Der Wasserspielplatz „Donauwurm“ ist seit seiner Fertigstellung zur Badesaison 2015 zu einem der beliebtesten Ausflugsziele im Naherholungsgebiet am Baggersee geworden. Schließlich hatten die Ingolstädter sich hier vor fünf Jahren bei einer Bürgerbefragung auf Facebook eine Attraktion für die ganze Familie gewünscht – einen Freibadbereich mit Erlebnis und Spiel.

Mit seinen Windungen, die sich vom Land ins Wasser und wieder zurück schlängeln, bietet der Donauwurm einen Riesenspaß für alle Altersgruppen. Die kleineren Kinder lieben es, in den flachen Sandbuchten Burgen zu bauen, in den Granitgumpen das kühle Nass aufzustauen oder in unterschiedliche Kanäle zu leiten und im Nichtschwimmerbereich unter Aufsicht der Eltern zu planschen. Für die älteren sind vor allem die vielen Wasserpumpen und die schrägen Holzdecks interessant, von denen mutig ins offene Wasser gesprungen werden kann. Und auch am Ufer tummeln sich die Besucher – auf der Liegewiese wird gepicknickt, auf den Holzliegen gelesen oder sich an Sandstrand gesonnt. Rundum: An sonnigen Sommertagen ist kaum ein Plätzchen frei.

„Um die Attraktivität für Kinder und Familien weiter zu steigern, prüfen wir nun, ob eine Erweiterung des Wasserspielplatzes umsetzbar ist, mit neuen Spiel- und Spaßmöglichkeiten“, erläutert Oberbürgermeister Dr. Christian Lösel seine Vorstellung. „Der Donauwurm war ohnehin immer als zweistufiges Verfahren angesetzt“, ergänzt er.

Das Gartenamt tüftelt bereits gemeinsam mit dem Planungsbüro studioB Landschaftsarchitektur aus München, das den Wasserspielplatz entwickelt hat, an einem Entwurf für eine mögliche Erweiterung des Donauwurms, um den Spielbereich zu vergrößern und das Vergnügen nochmals zu steigern. Der aktuelle Entwurf sieht nun ein richtig sportliches Ende für den Donauwurm vor.

Für ein weiteres Stegelement, das sich in den Baggersee schlängeln soll, wird derzeit die Option einer kurzen aber breiten Wasserrutsche untersucht, die über die Wurmflanke in den Baggersee führt.
Für diejenigen, die höher hinauswollen, bevor sie sich in den See stürzen, ist eine Absprungplattform – das sogenannte „Poserpodest“ – am knapp drei Meter aufragenden Wurmende angedacht.

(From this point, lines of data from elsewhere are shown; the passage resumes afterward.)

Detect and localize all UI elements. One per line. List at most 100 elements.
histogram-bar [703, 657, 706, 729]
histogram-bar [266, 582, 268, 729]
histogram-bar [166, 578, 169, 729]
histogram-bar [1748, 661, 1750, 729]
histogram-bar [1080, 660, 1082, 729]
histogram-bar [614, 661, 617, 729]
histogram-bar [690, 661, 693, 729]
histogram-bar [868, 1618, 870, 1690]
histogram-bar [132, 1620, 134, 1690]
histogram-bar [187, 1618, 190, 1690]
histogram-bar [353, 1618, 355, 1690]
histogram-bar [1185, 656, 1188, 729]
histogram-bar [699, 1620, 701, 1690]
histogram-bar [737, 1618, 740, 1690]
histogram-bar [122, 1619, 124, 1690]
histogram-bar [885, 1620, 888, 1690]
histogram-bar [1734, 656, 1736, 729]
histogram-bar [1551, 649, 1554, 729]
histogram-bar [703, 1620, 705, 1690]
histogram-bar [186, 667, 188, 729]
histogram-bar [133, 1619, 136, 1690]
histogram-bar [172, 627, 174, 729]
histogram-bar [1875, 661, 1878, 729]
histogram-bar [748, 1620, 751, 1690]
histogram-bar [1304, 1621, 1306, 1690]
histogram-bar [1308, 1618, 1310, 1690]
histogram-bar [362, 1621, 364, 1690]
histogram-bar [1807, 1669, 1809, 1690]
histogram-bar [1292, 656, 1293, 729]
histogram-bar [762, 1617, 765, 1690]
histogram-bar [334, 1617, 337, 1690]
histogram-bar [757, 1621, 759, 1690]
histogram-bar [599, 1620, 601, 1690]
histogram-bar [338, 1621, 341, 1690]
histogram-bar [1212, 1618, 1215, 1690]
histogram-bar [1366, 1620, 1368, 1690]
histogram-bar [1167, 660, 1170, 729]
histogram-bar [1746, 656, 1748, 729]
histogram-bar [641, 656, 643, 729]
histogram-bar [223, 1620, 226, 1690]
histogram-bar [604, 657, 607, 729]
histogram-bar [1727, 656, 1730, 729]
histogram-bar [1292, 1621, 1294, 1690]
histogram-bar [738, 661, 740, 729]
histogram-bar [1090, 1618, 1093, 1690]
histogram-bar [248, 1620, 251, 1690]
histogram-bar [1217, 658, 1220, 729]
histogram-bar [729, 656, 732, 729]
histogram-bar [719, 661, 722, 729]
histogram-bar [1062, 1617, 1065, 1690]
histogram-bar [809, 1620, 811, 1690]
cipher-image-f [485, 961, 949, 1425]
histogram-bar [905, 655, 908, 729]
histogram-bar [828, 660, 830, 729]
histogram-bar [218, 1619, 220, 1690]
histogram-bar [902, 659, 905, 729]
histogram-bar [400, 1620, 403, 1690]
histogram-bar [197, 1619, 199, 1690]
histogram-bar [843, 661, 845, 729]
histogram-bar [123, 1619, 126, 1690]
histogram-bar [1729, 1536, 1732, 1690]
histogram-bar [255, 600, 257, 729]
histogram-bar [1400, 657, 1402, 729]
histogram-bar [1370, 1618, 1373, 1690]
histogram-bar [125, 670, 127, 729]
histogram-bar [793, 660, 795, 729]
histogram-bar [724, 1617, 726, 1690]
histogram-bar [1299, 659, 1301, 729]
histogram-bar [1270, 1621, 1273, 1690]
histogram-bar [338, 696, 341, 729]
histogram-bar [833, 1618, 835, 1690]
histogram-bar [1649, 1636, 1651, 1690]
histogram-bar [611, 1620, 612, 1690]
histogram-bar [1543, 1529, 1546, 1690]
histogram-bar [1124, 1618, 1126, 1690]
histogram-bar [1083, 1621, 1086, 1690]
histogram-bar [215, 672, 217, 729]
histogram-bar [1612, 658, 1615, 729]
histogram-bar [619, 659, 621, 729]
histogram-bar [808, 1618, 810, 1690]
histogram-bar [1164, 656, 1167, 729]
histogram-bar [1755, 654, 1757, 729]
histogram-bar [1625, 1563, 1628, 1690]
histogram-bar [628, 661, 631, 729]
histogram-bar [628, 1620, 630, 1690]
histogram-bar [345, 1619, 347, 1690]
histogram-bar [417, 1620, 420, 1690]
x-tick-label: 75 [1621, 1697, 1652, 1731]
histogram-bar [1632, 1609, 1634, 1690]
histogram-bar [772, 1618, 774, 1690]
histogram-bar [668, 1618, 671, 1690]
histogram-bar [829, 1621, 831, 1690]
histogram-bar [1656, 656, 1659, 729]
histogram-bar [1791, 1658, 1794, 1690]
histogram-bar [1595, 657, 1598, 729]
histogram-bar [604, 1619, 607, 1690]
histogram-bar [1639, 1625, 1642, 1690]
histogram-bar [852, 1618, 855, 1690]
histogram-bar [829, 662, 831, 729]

Wie bereits im ersten Bauabschnitt wirkt ein weitmaschiges Kletternetz am Zugang als leichte Barriere und dient der Sicherheit für die Kleinkinder – als „Pampers-Schranke“, wie Lösel es nennt. Für Nichtschwimmer wird der sichere, markierte Flachwasserbereich erweitert und für Schwimmer und Springer die erforderliche Wassertiefe für sicheres Rutschen und Springen hergestellt. Für die Eltern soll geprüft werden, ob es möglich ist die Liegewiese direkt am Donauwurm zu erweitern.

Demnächst wird der Entwurf im Stadtrat behandelt werden, sodass es hoffentlich Ende des Jahres mit dem Bau losgehen kann und ab Sommer 2020 auf dem Wurmfortsatz geplanscht werden kann.